Carcassonne. Aux origines de la "croix occitane" (2)

Publié le par La Dépêche par Claude Marquié

Raimond VI dans la salle des Illustres du Capitole de Toulouse (XIXe siècle) - La bulle de Raimond V en 1180 (dessin de L. Macé)
Raimond VI dans la salle des Illustres du Capitole de Toulouse (XIXe siècle) - La bulle de Raimond V en 1180 (dessin de L. Macé)

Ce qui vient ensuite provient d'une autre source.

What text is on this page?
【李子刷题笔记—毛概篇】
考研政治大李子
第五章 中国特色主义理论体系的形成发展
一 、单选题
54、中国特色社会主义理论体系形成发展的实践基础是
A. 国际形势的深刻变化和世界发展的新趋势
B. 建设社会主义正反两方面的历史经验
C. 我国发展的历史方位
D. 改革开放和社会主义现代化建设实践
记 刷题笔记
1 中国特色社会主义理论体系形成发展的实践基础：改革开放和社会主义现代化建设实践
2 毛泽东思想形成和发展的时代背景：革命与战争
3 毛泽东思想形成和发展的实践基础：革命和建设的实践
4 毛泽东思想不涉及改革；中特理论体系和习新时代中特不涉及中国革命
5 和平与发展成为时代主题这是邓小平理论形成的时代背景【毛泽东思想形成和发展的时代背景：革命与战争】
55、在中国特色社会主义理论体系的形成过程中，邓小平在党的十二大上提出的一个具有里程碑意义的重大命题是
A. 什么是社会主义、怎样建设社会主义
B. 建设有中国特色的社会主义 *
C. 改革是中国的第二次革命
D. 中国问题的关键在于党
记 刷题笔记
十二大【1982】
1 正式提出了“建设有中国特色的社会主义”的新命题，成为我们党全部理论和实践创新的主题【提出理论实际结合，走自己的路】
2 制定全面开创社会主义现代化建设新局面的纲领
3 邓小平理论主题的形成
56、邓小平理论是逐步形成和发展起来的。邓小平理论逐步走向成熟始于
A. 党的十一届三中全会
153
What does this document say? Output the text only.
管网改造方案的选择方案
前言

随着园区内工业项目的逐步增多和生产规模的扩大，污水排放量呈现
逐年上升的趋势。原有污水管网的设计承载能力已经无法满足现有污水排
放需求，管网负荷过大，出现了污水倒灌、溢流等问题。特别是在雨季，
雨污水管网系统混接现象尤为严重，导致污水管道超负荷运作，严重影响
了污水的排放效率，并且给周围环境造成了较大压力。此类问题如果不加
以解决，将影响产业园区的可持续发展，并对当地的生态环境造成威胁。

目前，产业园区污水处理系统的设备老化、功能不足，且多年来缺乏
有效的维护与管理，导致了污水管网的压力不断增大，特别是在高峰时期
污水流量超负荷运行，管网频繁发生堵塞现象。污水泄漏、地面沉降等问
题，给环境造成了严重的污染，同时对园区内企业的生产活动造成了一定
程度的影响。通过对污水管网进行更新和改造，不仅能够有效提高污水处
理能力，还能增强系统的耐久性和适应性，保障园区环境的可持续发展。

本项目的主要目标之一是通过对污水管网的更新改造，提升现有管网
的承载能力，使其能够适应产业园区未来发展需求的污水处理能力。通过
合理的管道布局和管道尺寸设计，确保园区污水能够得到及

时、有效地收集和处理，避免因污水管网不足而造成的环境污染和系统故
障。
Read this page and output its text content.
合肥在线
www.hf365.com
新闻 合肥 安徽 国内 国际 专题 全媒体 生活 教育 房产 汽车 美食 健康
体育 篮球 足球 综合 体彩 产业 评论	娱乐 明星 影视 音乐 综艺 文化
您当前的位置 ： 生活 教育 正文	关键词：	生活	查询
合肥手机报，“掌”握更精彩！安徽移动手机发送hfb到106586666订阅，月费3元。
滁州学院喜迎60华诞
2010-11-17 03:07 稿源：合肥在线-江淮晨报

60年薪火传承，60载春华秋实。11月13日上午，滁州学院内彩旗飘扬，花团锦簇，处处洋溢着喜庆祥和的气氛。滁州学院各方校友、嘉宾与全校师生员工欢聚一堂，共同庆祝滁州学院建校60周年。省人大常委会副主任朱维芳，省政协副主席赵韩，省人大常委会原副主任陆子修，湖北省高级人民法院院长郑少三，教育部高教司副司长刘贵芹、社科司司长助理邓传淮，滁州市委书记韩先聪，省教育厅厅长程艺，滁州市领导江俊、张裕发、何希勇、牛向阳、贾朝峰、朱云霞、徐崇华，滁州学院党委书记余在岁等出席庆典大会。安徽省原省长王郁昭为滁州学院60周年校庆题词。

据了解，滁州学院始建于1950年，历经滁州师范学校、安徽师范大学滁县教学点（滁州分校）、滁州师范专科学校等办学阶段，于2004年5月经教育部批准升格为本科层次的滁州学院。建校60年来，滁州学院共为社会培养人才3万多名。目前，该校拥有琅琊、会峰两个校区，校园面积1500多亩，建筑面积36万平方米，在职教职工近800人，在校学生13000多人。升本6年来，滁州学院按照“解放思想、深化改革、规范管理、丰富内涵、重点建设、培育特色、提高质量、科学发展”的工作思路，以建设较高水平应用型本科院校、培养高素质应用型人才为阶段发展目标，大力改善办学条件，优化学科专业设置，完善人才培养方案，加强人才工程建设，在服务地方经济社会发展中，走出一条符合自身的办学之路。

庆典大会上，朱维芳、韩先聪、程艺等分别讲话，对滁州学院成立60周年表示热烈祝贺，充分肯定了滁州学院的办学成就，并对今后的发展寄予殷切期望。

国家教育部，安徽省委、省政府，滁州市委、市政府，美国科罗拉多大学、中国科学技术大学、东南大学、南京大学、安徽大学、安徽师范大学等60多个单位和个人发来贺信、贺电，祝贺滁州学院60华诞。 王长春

Raimond VI dans la salle des Illustres du Capitole de Toulouse (XIXe siècle) - La bulle de Raimond V en 1180 (dessin de L. Macé)

En 1150, le choix par Raymond V de la "croix occitane" est une riposte à son rival le roi d’Aragon Raimond Berenger III, qui venait d’adopter pour blason un écu chargé de quatre pals "sang et or". Le Toulousain reprend les mêmes couleurs en inversant le dispositif visuel : le rouge symbolise le pouvoir des empereurs romains et l’or a une forte puissance symbolique, le tout, comme nous l’avons vu, mis sur les sceaux et les monnaies au service de la croix qui lui assure la légitimité d’une protection divine.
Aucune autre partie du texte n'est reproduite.